Hancock Regional and the fire department are each required to hold at least one mass-causality training annually, and occasionally, they team up to hold the sessions, officials say.

The hospital holds such exercises at least twice a year, said Rob Matt, the hospital’s chief operating officer. Thursday’s training gave the staff a chance to practice an internal emergency, one that would cripple the facility in some way and force doctors, nurses and administrators to work around it, he said.

They walked through every step, just like they would in an actual emergency, firefighter Corey Breese said.

Firefighters and paramedic rushed to the roof, and hospital administrators worked from a command post inside the building, making note of how many patients would need to be evacuated and which employees might be available to help treat victims.

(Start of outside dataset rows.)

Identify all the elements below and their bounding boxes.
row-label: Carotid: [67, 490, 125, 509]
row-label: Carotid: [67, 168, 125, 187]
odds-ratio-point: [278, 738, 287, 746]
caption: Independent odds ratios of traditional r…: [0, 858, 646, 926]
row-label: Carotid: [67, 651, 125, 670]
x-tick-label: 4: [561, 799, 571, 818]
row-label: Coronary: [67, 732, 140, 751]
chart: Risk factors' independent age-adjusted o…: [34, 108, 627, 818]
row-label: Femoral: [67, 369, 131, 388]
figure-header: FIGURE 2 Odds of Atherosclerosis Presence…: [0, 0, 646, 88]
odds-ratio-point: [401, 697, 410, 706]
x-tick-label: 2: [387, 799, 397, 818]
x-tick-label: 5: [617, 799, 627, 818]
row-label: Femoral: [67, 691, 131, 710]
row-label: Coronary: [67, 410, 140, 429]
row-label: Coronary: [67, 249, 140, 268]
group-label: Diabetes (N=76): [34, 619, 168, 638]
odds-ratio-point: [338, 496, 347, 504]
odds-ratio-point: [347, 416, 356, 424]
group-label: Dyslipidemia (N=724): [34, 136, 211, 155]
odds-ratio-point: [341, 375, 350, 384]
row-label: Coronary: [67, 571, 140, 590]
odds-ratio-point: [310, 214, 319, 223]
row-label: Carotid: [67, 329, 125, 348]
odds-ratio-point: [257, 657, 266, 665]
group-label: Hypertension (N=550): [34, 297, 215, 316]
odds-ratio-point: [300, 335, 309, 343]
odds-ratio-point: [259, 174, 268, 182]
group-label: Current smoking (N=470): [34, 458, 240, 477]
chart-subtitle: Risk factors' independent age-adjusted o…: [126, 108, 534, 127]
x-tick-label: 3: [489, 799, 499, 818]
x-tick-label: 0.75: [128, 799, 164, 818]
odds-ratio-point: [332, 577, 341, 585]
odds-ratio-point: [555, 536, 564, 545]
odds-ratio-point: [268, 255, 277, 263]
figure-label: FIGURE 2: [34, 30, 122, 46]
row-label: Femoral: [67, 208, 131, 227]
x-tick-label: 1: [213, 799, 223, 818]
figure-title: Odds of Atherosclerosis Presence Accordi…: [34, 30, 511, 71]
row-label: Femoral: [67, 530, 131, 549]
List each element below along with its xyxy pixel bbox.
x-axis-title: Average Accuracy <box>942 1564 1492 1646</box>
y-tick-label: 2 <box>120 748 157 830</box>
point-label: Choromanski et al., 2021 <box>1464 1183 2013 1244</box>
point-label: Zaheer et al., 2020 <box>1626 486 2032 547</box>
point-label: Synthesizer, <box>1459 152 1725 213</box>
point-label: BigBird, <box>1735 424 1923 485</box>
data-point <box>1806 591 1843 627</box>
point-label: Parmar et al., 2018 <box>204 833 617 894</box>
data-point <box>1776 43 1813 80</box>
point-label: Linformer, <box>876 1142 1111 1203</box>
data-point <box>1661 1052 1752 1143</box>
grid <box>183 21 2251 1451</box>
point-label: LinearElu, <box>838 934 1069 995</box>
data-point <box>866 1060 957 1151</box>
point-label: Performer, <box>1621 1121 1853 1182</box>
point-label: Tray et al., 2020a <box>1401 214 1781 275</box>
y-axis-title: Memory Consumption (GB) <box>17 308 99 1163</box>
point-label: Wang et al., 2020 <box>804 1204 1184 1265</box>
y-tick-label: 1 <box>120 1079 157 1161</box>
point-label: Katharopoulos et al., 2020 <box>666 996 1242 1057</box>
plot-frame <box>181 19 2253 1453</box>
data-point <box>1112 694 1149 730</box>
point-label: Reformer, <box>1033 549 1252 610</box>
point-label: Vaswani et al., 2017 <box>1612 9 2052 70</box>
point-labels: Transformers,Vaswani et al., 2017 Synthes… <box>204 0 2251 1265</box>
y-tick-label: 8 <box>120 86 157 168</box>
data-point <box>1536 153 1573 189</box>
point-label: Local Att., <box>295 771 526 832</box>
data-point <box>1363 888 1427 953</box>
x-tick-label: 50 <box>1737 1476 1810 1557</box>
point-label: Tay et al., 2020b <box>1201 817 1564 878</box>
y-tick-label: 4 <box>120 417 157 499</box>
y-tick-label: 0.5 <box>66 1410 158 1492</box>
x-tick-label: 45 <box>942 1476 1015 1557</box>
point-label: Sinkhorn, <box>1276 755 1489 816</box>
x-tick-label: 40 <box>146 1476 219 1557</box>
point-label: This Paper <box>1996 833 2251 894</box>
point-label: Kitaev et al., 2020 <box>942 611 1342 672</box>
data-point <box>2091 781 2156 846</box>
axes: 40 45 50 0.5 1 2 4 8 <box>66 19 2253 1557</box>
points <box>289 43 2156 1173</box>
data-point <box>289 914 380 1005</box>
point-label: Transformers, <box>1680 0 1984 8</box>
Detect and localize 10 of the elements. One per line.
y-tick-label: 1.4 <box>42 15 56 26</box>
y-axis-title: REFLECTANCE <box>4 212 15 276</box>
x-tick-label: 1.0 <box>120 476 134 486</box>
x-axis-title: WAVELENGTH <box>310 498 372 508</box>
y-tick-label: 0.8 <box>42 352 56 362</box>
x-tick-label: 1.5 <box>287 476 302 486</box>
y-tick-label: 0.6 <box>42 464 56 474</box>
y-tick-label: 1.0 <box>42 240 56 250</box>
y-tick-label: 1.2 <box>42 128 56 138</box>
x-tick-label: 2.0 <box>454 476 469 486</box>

Once it was over, staffers met to talk about what went well and weigh ways to improve, Matt said.

The dozen firefighters who participated learned some hospital doorways require key-card access; though the doors would automatically unlock in a real emergency, firefighters would need to know whom to contact if the system fails, Breese said.

Hospital employees, too, realized additional staffers might need radios to communicate with other administrations during an emergency, so they might need to reorganize or order more equipment.

Ironing out those issues now will only help later, Breese said.

“Trainings should never run smoothly because that means you haven’t learned anything,” he said.